The last two planets in our solar system, Uranus and Neptune, will also line up in order, but only with each other and not with the other five planets we just covered. Uranus will show up about evenly spaced between Venus and Mars and Neptune is located between Jupiter and Saturn, but much closer to Jupiter. You will need at least a small telescope to see those two last planets in our solar system. Uranus glows with a subtle greenish light and Neptune is a pale blue.
It is always nice to see at least one or two planets and the moon at the same time to get a much better sense of our ecliptic plane in space and how we are really orbiting the sun. Now we can see all seven of our planets at the same time. The moon will always pass fairly near any given planet once a month, but it is particularly impressive when they are all nicely lined up and you can get a good sense of its speed and its shape along the ecliptic with so many markers on its path.
The Southern Delta Aquarid meteor shower will start in mid July when the moon begins to point out all of our planets. It will peak during the morning of July 30. These meteors tend to be fainter than the Geminids and other meteors because they are smaller particles of dust than other showers create and they are hitting our upper atmosphere at slower speeds, only about 25 miles per second. The Perseids are much faster at 40 miles per second. By comparison, the earth is always moving around the sun at 18.6 miles per second, or exactly 10,000 times slower than the speed of light.
JULY HIGHLIGHTS
July 1: Venus passes just one degree north of Aldebaran in Taurus this morning.
July 3: In 1935, Harrison Schmitt was born.
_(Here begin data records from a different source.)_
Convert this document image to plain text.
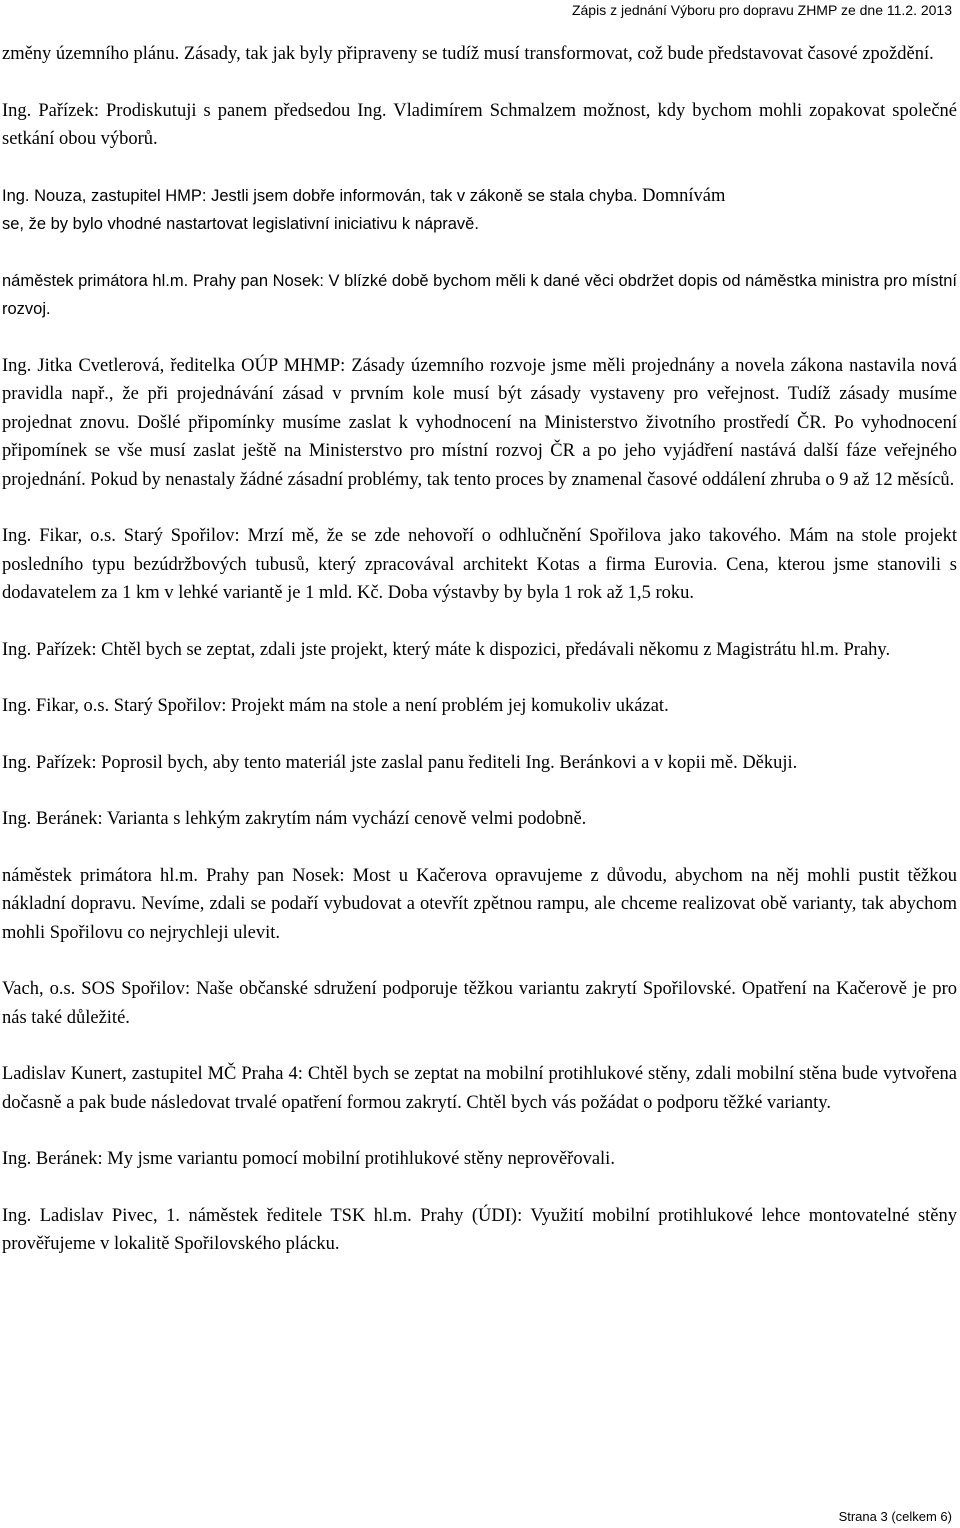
Zápis z jednání Výboru pro dopravu ZHMP ze dne 11.2. 2013

změny územního plánu. Zásady, tak jak byly připraveny se tudíž musí transformovat, což bude představovat časové zpoždění.

Ing. Pařízek: Prodiskutuji s panem předsedou Ing. Vladimírem Schmalzem možnost, kdy bychom mohli zopakovat společné setkání obou výborů.

Ing. Nouza, zastupitel HMP: Jestli jsem dobře informován, tak v zákoně se stala chyba. Domnívám

se, že by bylo vhodné nastartovat legislativní iniciativu k nápravě.

náměstek primátora hl.m. Prahy pan Nosek: V blízké době bychom měli k dané věci obdržet dopis od náměstka ministra pro místní rozvoj.

Ing. Jitka Cvetlerová, ředitelka OÚP MHMP: Zásady územního rozvoje jsme měli projednány a novela zákona nastavila nová pravidla např., že při projednávání zásad v prvním kole musí být zásady vystaveny pro veřejnost. Tudíž zásady musíme projednat znovu. Došlé připomínky musíme zaslat k vyhodnocení na Ministerstvo životního prostředí ČR. Po vyhodnocení připomínek se vše musí zaslat ještě na Ministerstvo pro místní rozvoj ČR a po jeho vyjádření nastává další fáze veřejného projednání. Pokud by nenastaly žádné zásadní problémy, tak tento proces by znamenal časové oddálení zhruba o 9 až 12 měsíců.

Ing. Fikar, o.s. Starý Spořilov: Mrzí mě, že se zde nehovoří o odhlučnění Spořilova jako takového. Mám na stole projekt posledního typu bezúdržbových tubusů, který zpracovával architekt Kotas a firma Eurovia. Cena, kterou jsme stanovili s dodavatelem za 1 km v lehké variantě je 1 mld. Kč. Doba výstavby by byla 1 rok až 1,5 roku.

Ing. Pařízek: Chtěl bych se zeptat, zdali jste projekt, který máte k dispozici, předávali někomu z Magistrátu hl.m. Prahy.

Ing. Fikar, o.s. Starý Spořilov: Projekt mám na stole a není problém jej komukoliv ukázat.

Ing. Pařízek: Poprosil bych, aby tento materiál jste zaslal panu řediteli Ing. Beránkovi a v kopii mě. Děkuji.

Ing. Beránek: Varianta s lehkým zakrytím nám vychází cenově velmi podobně.

náměstek primátora hl.m. Prahy pan Nosek: Most u Kačerova opravujeme z důvodu, abychom na něj mohli pustit těžkou nákladní dopravu. Nevíme, zdali se podaří vybudovat a otevřít zpětnou rampu, ale chceme realizovat obě varianty, tak abychom mohli Spořilovu co nejrychleji ulevit.

Vach, o.s. SOS Spořilov: Naše občanské sdružení podporuje těžkou variantu zakrytí Spořilovské. Opatření na Kačerově je pro nás také důležité.

Ladislav Kunert, zastupitel MČ Praha 4: Chtěl bych se zeptat na mobilní protihlukové stěny, zdali mobilní stěna bude vytvořena dočasně a pak bude následovat trvalé opatření formou zakrytí. Chtěl bych vás požádat o podporu těžké varianty.

Ing. Beránek: My jsme variantu pomocí mobilní protihlukové stěny neprověřovali.

Ing. Ladislav Pivec, 1. náměstek ředitele TSK hl.m. Prahy (ÚDI): Využití mobilní protihlukové lehce montovatelné stěny prověřujeme v lokalitě Spořilovského plácku.

Strana 3 (celkem 6)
He, along with Gene Cernan, where the last two humans to ever walk on the moon with Apollo 17 on Dec. 11, 1972.
July 4: Earth is at aphelion or farthest from the sun for the year at 94.5 million miles today. That is only 3.4% farther than it was at perihelion on Jan. 4.
July 6: First quarter moon is at 10:14 p.m. Isaac Newton published his Principia in 1687.
July 7: The Mars Opportunity Rover was launched in 2003. It enjoyed great success and discovered many unexpected things on Mars over 14 years, along with its twin, the Spirit Rover, far outlasting its expected life of only three months.
July 10: The waxing gibbous moon is near Antares in Scorpius this evening. Antares, similar to Betelgeuse, has a discernible orange hue. It’s about 500 light years away and about 700 times the diameter of our own sun.
July 12: Buckminster Fuller was born in 1895. He was known as the planet’s friendly genius and invented many useful things including the geodesic dome.
July 13: Full moon is at 2:38 p.m. This is also known as the Hay or Thunder Moon. Venus will pass very close to M1, the Crab Nebula in Taurus this morning.
July 16: The moon passes near Saturn.
July 17: The moon passes near Neptune this morning. The first photograph of a star was taken in 1850.
July 18: India became the seventh nation to launch its own satellite in 1980.
July 19: The moon is near Jupiter this morning.
July 20: In 1969 the first humans landed on the moon – Neil Armstrong and Buzz Aldrin with Apollo 11.
July 21: The moon is near Mars this morning.
July 28: The Southern Delta Aquarids peak this morning.
Bernie Reim of Wells is co-director of the Astronomical Society of Northern New England.